At the heart of ARK's shift is a conviction that semiconductors are the unsung heroes of the next tech revolution. Take AMD: its $12.7 million stake (augmented by a $10.7 million May purchase) reflects its role as a critical supplier to AI data centers. The company's MI300X chip, which Oracle and xAI are adopting, has propelled data center revenue to a 57% year-over-year jump in Q1 2025.
[text2img]AMD's MI300X chip, powering AI workloads, sits alongside TSMC's 3nm silicon—a visual of the hardware driving the AI boom.[/text2img]
Meanwhile, TSMC's $45 million in ARK purchases (a mix of $38.4 million in May and additional buys) spotlights its dominance in advanced manufacturing. The firm's 3nm and upcoming 2nm nodes are indispensable to AI giants like NVIDIA and AMD. With Q2 2025 revenue projected to hit $28.4 billion—a 13% year-over-year jump—TSMC's 20% CAGR valuation looks compelling. Analysts have already raised price targets to $219.43, a 11% premium to its current price.

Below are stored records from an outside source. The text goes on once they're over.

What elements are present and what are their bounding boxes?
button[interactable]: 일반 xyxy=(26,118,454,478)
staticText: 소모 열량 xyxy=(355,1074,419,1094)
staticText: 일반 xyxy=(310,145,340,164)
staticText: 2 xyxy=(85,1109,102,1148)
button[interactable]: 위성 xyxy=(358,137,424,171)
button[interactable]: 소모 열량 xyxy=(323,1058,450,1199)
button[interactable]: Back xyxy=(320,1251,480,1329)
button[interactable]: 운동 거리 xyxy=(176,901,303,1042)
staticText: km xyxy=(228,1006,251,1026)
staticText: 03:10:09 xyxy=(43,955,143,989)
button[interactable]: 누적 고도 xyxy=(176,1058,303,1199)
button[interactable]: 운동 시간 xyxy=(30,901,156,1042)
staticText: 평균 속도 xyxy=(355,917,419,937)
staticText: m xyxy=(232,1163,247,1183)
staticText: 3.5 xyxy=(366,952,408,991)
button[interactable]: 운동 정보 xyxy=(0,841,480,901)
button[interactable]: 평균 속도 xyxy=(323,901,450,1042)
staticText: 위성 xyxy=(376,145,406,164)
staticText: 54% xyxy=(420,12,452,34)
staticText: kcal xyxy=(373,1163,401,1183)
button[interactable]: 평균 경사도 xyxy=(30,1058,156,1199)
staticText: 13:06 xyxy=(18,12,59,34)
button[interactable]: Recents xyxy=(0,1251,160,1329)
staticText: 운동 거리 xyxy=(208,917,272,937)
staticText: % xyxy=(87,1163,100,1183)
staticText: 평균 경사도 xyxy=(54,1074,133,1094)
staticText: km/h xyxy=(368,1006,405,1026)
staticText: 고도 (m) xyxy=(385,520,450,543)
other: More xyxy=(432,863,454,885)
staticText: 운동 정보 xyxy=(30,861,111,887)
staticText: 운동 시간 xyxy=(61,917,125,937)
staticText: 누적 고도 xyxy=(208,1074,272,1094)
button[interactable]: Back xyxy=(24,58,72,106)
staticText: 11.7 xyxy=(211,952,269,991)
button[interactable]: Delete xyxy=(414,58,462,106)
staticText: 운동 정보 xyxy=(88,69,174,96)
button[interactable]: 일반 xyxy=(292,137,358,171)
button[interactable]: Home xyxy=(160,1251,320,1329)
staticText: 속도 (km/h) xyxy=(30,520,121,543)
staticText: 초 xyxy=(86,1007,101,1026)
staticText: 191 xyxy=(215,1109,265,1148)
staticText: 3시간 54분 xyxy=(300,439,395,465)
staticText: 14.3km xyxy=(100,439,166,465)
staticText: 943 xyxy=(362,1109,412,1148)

ARK's simultaneous sales of EV stocks—most notably $9.29 million in Tesla shares—paint a stark contrast. While EVs have been a decade-long darling, the sector is now grappling with overcapacity, regulatory hurdles, and slowing demand. Tesla's struggles to monetize its software stack and the rising competition from legacy automakers have pushed its valuation to unsustainable levels.
Wood's reduction in EV exposure aligns with a broader thesis: the market is finally recognizing that EV adoption, while real, is maturing. With global EV sales projected to grow at just 15% annually by 2030 (down from 50% in 2020), the sector's best days are behind it.
ARK's timing is strategic. The AI boom is accelerating semiconductor demand, with AI-specific chips now accounting for 30% of TSMC's revenue. Meanwhile, 5G infrastructure rollouts and edge computing are further fueling demand for advanced silicon.
AMD's data center revenue—now 40% of total sales—signals its shift from a PC-centric firm to a key AI supplier. TSMC's $65 billion U.S. investment and $100 billion global expansion plan lock in its foundry leadership, insulating it from geopolitical risks.
Investors should heed ARK's moves as a roadmap for 2025 and beyond:
1. Buy TSMC: Its valuation at 21x forward P/E is a steal compared to AMD (28x) and NVIDIA (32x). The stock's 11% upside to $219.43 offers asymmetric reward.
2. Add AMD: Its AI chip partnerships and data center growth justify a $144–150 price target.
3. Avoid Overhyped EV Names: Tesla's valuation (50x forward P/E) and slowing margins make it a prime candidate for rotation into semiconductors.
ARK's pivot isn't just about stock picking—it's about recognizing that semiconductors are the backbone of the AI era. While EVs compete for market share in a saturated space, AMD and TSMC are solving foundational tech challenges. For investors, this is a chance to back the infrastructure of tomorrow at a discount. The contrarian play isn't about following trends—it's about betting on the companies that power them.
The market's next big move won't come from wheels on the road but from chips under the hood.